Expressing these same principles, Leviticus 19:13 says, “You shall not defraud your neighbor or rob him. The wages of him who is hired shall not stay with you all night until the morning” (cf. Deut. 24:14-15). God even warns against taking advantage of the poor and lending for personal gain when He says: “ If you lend money to any of My people who is poor among you, do not be a creditor to him, and do not charge him interest” (Ex. 22:25).

God also forbids us to be lazy and dependent upon the charity of others when His Word commands: “If any will not work, neither shall he eat” (2 Thess. 3:10).

What does God require of us when He forbids us to steal?
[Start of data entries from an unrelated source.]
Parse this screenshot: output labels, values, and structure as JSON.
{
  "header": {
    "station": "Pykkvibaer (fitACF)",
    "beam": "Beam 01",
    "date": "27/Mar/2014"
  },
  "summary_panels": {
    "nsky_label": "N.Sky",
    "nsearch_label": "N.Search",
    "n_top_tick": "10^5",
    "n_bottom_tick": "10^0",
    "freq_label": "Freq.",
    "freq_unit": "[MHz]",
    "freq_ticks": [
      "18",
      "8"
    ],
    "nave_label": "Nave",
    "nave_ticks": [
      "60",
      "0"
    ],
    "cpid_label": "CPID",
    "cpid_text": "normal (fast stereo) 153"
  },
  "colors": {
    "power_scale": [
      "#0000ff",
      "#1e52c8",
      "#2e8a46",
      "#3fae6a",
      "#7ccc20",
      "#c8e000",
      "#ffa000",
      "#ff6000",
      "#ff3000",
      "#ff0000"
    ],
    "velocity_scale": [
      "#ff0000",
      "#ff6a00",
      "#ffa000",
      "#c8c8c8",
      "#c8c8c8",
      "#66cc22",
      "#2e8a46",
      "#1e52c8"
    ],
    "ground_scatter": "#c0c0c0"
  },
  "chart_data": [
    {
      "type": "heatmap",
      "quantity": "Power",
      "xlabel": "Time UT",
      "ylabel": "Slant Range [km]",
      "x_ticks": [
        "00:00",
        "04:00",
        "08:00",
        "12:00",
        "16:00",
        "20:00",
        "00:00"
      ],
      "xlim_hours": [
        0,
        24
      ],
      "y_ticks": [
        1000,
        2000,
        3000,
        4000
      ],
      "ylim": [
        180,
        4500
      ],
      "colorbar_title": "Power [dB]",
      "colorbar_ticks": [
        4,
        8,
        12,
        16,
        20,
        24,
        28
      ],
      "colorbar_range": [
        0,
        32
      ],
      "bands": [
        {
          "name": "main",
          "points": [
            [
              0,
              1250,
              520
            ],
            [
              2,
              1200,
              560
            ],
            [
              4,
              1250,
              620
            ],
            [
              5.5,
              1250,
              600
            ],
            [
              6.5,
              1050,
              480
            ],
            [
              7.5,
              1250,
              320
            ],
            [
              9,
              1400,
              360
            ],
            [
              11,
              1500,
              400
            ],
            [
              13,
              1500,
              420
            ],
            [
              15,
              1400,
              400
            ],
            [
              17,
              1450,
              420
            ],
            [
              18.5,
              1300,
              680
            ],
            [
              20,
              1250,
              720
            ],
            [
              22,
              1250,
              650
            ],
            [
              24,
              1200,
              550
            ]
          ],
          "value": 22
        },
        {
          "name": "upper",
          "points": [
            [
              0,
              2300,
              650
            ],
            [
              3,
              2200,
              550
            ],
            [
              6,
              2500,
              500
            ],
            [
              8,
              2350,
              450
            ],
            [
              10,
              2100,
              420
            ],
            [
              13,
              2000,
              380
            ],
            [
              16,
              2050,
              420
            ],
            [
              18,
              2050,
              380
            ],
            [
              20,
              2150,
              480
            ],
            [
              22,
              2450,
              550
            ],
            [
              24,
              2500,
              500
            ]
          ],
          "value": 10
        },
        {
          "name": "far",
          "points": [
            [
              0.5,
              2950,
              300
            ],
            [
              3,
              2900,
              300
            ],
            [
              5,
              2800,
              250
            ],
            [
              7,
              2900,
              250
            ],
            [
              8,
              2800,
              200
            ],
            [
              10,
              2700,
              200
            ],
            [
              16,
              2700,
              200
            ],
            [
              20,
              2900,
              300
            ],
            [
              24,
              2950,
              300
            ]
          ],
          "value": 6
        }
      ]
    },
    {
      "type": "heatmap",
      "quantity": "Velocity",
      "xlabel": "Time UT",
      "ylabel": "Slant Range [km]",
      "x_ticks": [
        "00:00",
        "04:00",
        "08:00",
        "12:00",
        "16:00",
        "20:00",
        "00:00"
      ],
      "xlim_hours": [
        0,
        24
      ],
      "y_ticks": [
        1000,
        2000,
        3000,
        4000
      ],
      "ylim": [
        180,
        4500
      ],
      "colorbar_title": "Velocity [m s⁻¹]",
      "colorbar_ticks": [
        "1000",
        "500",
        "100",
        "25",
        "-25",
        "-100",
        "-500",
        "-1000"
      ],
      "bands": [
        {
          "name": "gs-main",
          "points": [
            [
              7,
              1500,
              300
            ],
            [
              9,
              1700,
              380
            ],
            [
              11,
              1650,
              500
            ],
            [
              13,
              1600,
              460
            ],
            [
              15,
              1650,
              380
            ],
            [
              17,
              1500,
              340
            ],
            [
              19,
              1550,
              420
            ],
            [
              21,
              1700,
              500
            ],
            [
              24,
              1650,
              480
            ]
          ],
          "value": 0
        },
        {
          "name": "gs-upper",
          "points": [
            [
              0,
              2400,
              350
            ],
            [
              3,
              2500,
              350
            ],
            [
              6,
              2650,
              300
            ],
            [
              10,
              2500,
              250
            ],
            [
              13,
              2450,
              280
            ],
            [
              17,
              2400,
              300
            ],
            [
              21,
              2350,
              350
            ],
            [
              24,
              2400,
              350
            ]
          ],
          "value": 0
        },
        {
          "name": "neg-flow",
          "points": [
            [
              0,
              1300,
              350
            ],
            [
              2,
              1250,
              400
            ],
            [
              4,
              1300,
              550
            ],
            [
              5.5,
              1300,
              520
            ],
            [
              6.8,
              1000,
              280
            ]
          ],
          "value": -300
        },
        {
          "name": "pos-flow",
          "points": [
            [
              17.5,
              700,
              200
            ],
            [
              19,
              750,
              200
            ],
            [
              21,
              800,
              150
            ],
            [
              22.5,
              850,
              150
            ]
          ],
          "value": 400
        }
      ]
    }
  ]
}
He would have us love our neighbor and do all in our power to help him protect and keep his property and business.

We see this from the principle established by this command: “If you meet your enemy’s ox or his donkey going astray, you shall surely return it to him” (Ex. 23:4). While it may not be an ox or a donkey, we are to return to our neighbor property which he has lost and help him to keep what God has given him.

Jesus Himself says: “Everything you would like men to do to you, do also to them, for this is the Law and the Prophets” (Matt. 7:12). The Scriptures require us to treat our neighbor in the same way we would want to be treated. Thus, instead of taking away our neighbor’s property and business, we should help and be of service to him in keeping it.

Finally, instead of seeking to obtain the property of others for ourselves, God would have us share what He has given us and help others in their need.

The Bible says, “But do not forget to do good and to share. For with such sacrifices God is well pleased” (Heb. 13:16).

Have we kept this commandment as the LORD God requires? Again, we must admit our shortcomings and sins and repent, pleading with the LORD God to deal with us in His grace and mercy for Jesus’ sake and imploring His help and strength to amend our ways and live for Him!

In Jesus, and for the sake of His blood shed for us on the cross, we find forgiveness.

The Bible tells us: “If we say that we have no sin, we deceive ourselves, and the truth is not in us. If we confess our sins, He is faithful and just to forgive us our sins and cleanse us from all unrighteousness. … If anyone does sin, we have an Advocate with the Father, Jesus Christ the Righteous One. He is the atoning sacrifice for our sins, and not for ours only, but also for the sins of the whole world” (1 John 1:8-9; 2:1-2).

Dear Lord Jesus, for the sake of Your atoning sacrifice on the cross for the sins of the world, forgive me for my selfishness and greed. Forgive me for not loving and caring for others in need. Cleanse my heart and renew my mind that I might live for You and seek to keep Your holy commandments. Amen.